If you could distill all of the advice from all the popular self-help and productivity books on the market today into one word it would probably be focus. Focus on what's important. Focus on pleasing your customers. Focus on doing what you do well. One-word productivity books don't sell very well, though, but that seems to be at the core of everything from David Allen's Getting Things Done to Seth Godin's Linchpin.
Of course I'm over-simplifying, but focus is enormously important, especially for resource-constrained organizations. That describes startups and most open source projects. So I found Steve Bank's Death by Competitive Analysis particularly compelling.
Competitive analysis is looking at the market and seeing how you stack up against the competition. These are usually considered good because if you're looking at the competition (say, Microsoft Word) then you want to find out what features your project needs to have to be successful.
Banks argues that this is the wrong approach, and organizations (and I would add FLOSS projects) need to focus on a minimum feature set they can do very well:
At its best a competitive analysis assumes that you know why customers are going to buy your product. At its worst it exists to rationalize the founder's assumptions about what they are building. This is a mistake - and it is a contributing factor (if not a root cause) of why most startups get their initial feature set wrong.
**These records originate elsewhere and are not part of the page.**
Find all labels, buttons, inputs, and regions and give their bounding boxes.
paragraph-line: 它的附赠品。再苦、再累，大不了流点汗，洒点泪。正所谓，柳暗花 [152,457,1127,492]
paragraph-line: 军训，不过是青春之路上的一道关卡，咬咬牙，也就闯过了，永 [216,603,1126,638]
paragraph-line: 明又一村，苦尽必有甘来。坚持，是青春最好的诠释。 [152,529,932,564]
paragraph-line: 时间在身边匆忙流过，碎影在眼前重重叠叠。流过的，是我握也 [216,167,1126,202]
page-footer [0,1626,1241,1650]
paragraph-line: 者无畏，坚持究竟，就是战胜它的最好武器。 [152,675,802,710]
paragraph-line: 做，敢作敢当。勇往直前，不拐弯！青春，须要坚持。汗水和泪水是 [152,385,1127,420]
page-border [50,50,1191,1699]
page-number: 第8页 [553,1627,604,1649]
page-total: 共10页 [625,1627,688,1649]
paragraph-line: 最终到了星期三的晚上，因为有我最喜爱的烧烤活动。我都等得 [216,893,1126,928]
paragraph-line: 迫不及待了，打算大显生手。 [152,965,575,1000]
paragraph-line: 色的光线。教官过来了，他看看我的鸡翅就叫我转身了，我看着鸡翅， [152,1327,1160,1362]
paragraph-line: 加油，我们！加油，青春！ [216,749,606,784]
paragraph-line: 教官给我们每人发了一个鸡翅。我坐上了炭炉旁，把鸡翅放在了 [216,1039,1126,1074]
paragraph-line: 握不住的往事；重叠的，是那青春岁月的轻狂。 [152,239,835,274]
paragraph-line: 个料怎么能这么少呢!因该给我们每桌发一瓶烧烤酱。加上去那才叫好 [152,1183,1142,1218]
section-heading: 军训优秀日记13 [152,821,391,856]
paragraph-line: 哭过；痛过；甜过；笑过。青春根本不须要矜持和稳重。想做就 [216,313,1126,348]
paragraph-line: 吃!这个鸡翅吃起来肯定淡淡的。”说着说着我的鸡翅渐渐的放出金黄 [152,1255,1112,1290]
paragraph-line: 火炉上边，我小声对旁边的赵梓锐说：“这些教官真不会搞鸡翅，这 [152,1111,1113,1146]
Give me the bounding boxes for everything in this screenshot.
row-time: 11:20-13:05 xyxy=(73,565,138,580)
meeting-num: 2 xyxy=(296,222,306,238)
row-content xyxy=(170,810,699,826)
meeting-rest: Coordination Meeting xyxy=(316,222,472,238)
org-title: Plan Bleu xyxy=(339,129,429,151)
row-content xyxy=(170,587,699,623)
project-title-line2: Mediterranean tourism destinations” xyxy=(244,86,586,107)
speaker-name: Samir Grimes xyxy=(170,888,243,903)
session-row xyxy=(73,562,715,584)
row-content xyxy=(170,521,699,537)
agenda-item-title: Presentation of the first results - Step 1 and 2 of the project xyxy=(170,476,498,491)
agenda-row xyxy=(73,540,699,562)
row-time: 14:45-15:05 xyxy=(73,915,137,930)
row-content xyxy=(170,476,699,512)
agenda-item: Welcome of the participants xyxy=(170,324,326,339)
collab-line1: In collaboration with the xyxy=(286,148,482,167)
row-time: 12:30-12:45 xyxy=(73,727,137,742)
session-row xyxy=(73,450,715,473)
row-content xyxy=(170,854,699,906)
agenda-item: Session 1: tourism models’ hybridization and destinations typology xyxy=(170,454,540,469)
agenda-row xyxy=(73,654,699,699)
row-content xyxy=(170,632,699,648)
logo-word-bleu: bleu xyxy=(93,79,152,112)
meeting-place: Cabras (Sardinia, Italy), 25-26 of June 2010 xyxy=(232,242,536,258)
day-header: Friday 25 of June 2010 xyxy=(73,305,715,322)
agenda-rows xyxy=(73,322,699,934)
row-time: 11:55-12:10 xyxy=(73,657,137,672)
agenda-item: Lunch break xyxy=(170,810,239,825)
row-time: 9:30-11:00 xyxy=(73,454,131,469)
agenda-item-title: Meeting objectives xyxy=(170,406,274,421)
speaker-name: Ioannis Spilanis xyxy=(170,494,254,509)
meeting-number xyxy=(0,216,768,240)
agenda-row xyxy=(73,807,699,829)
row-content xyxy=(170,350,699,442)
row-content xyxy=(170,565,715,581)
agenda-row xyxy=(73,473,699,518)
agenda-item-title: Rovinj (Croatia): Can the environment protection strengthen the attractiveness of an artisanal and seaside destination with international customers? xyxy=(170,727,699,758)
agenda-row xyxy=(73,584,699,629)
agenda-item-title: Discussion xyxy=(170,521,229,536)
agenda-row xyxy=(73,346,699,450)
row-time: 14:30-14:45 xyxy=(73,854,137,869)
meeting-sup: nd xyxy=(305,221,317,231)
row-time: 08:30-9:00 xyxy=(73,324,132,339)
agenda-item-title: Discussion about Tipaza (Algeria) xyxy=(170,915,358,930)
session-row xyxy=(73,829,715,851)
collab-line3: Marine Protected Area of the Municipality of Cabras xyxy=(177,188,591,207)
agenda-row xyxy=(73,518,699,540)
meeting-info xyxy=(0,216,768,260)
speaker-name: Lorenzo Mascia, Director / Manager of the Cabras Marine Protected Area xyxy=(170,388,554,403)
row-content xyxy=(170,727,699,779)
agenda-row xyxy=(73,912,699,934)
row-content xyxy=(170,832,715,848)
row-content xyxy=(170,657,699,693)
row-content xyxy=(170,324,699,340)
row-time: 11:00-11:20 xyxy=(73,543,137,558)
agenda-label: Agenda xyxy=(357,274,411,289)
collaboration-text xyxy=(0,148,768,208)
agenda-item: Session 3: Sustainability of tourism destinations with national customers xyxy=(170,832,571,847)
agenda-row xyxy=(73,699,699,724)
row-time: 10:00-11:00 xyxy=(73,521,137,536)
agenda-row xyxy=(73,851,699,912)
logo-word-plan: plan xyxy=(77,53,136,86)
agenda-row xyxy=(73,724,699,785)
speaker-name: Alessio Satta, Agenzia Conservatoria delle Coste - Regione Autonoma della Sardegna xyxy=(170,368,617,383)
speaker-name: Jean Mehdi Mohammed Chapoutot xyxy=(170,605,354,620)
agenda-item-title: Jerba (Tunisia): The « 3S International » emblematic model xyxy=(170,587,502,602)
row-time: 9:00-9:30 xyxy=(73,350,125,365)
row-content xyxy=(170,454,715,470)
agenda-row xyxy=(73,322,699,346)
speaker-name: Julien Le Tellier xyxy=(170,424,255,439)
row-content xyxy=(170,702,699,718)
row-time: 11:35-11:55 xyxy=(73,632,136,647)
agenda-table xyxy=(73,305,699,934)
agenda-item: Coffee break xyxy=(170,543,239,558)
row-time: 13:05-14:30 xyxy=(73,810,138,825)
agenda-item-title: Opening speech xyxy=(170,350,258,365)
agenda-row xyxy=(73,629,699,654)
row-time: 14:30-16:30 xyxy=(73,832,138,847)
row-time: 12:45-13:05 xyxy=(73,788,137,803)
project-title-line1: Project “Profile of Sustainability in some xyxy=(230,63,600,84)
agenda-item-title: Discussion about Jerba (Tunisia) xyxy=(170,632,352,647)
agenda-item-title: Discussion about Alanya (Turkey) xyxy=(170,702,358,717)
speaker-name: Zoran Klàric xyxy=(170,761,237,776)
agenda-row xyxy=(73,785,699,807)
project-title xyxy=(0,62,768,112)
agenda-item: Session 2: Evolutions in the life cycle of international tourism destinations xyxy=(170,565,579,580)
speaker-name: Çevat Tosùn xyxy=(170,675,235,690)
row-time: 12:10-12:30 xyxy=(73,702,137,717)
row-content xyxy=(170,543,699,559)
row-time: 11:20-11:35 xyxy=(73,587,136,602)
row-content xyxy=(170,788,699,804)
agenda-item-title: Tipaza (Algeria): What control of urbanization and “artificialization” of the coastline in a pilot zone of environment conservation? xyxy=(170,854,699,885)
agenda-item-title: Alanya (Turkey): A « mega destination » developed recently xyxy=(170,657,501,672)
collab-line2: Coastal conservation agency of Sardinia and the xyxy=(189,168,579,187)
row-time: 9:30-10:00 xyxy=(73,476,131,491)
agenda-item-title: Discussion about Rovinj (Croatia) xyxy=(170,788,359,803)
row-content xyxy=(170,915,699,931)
If you are building a competitive analysis table, do so only after you understand that the features you are listing matter to customers. Most marketers are happy to build feature comparisons. But customers don't buy features, they usually buy something that solves a real or perceived need. That's the comparison you and your investors should be looking at - what do customers say they need or want?
In other words, rather than looking at Word and suffering feature envy, OpenOffice.org (not to pick on anyone in particular, I just chose Word as the most feature-laden product most folks are familiar with) should be polling its users and potential users and asking what do you need or want from a word processor?
Most FLOSS projects are resource-constrained, and can only really afford to focus on a limited feature set rather than trying to deliver every feature ever conceived. The successful ones, typically, are those that focus and deliver the minimum feature set but do it very well.